L’uomo condannato per il naufragio della Costa Concordia, in cui morirono 32 persone, ha maturato i benefici per poter svolgere un’attività fuori da Rebibbia, dopo aver scontato metà dei 16 anni a cui è stato condannato

Francesco Schettino potrebbe uscire dal carcere. L’ex comandante della Costa Concordia, che sta scontando a Rebibbia la pena di 16 anni e un mese per il naufragio della nave da crociera in cui morirono 32 persone, potrebbe presto essere messo in libertà per accedere, secondo fonti vicine a Schettino, alla Discoteca di Stato – l’Istituto centrale per i beni sonori ed audiovisivi – e occuparsi della digitalizzazione dei processi, in particolare quello per la strage di Ustica. Schettino ha scontato metà della pena, quindi la possibilità di accedere a misure alternative alla detenzione in carcere.


Le tappe della vicenda

Francesco Schettino sta scontando la pena per il naufragio della nave da crociera Costa Concordia davanti all’Isola del Giglio, che costò la vita a 32 persone. Il 13 gennaio 2012, la nave da crociera fece un cambio di rotta per eseguire «un inchino», passando però troppo vicino all’isola e urtando un gruppo di scogli. Le operazioni di salvataggio dei passeggeri della Costa Concordia iniziarono in ritardo perché dalla plancia di comando, incalzati dalla Capitaneria di porto, il comandante Schettino e i suoi ufficiali negarono la gravità dell’incidente. 

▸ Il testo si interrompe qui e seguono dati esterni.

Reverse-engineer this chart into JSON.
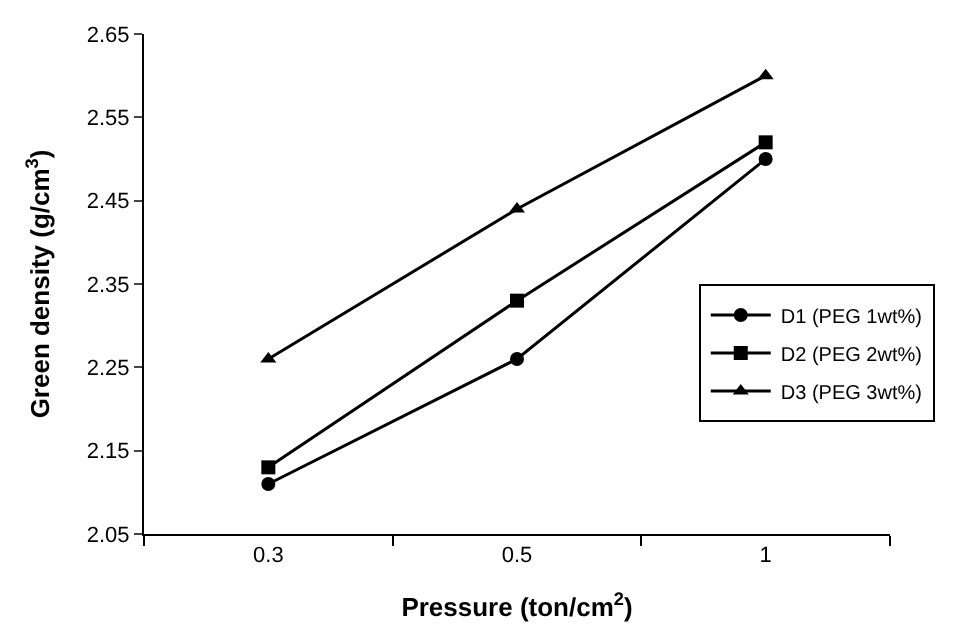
{
  "chart_data": {
    "type": "line",
    "xlabel": "Pressure (ton/cm$^{2}$)",
    "ylabel": "Green density (g/cm$^{3}$)",
    "categories": [
      "0.3",
      "0.5",
      "1"
    ],
    "series": [
      {
        "name": "D1 (PEG 1wt%)",
        "color": "#000000",
        "marker": "circle",
        "values": [
          2.11,
          2.26,
          2.5
        ]
      },
      {
        "name": "D2 (PEG 2wt%)",
        "color": "#000000",
        "marker": "square",
        "values": [
          2.13,
          2.33,
          2.52
        ]
      },
      {
        "name": "D3 (PEG 3wt%)",
        "color": "#000000",
        "marker": "triangle",
        "values": [
          2.26,
          2.44,
          2.6
        ]
      }
    ],
    "ylim": [
      2.05,
      2.65
    ],
    "yticks": [
      2.05,
      2.15,
      2.25,
      2.35,
      2.45,
      2.55,
      2.65
    ],
    "legend": "right",
    "line_style": "solid"
  }
}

Dopo varie vicende, l’11 febbraio 2015 arrivò la sentenza: l’ex comandante della Costa Concordia venne condannato a 16 anni e un mese di reclusione, la procura ne aveva chiesti 26. Dopo la conferma della condanna da parte della Corte d’Appello di Firenze, nel maggio del 2017, anche la Corte di Cassazione condannò Schettino a 16 anni e un mese di reclusione per omicidio colposo plurimo, naufragio colposo e abbandono della nave.

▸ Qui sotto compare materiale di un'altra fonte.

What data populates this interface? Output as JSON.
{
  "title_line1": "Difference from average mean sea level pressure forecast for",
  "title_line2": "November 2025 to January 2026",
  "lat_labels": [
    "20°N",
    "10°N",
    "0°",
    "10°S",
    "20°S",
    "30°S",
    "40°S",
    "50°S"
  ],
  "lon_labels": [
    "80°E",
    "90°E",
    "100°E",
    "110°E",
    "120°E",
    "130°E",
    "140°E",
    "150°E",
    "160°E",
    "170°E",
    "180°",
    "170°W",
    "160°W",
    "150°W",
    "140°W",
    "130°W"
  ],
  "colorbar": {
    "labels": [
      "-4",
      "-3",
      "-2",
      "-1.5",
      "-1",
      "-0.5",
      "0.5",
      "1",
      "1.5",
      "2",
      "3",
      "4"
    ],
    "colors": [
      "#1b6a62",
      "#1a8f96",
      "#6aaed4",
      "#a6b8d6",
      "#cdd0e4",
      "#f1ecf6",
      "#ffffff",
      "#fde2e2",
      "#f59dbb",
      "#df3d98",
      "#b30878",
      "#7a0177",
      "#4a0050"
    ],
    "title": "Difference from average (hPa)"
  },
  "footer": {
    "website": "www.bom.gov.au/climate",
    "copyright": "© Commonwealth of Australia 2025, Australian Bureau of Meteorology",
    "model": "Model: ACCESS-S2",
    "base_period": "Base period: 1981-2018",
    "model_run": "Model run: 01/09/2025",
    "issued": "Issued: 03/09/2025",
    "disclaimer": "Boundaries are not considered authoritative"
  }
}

A inizio gennaio 2022, infine, la Corte europea dei diritti umani di Strasburgo respinse il ricorso presentato da Francesco Schettino e dal suo avvocato contro la condanna a 16 anni di reclusione inflitta all’ex comandante. Il ricorso, presentato il 12 gennaio 2018, contestava la violazione dei diritti fondamentali, ma la Suprema Corte – alla luce dell’insieme degli elementi in possesso – ha stabilito «che i fatti denunciati non rivelano alcuna apparente violazione di diritti e libertà».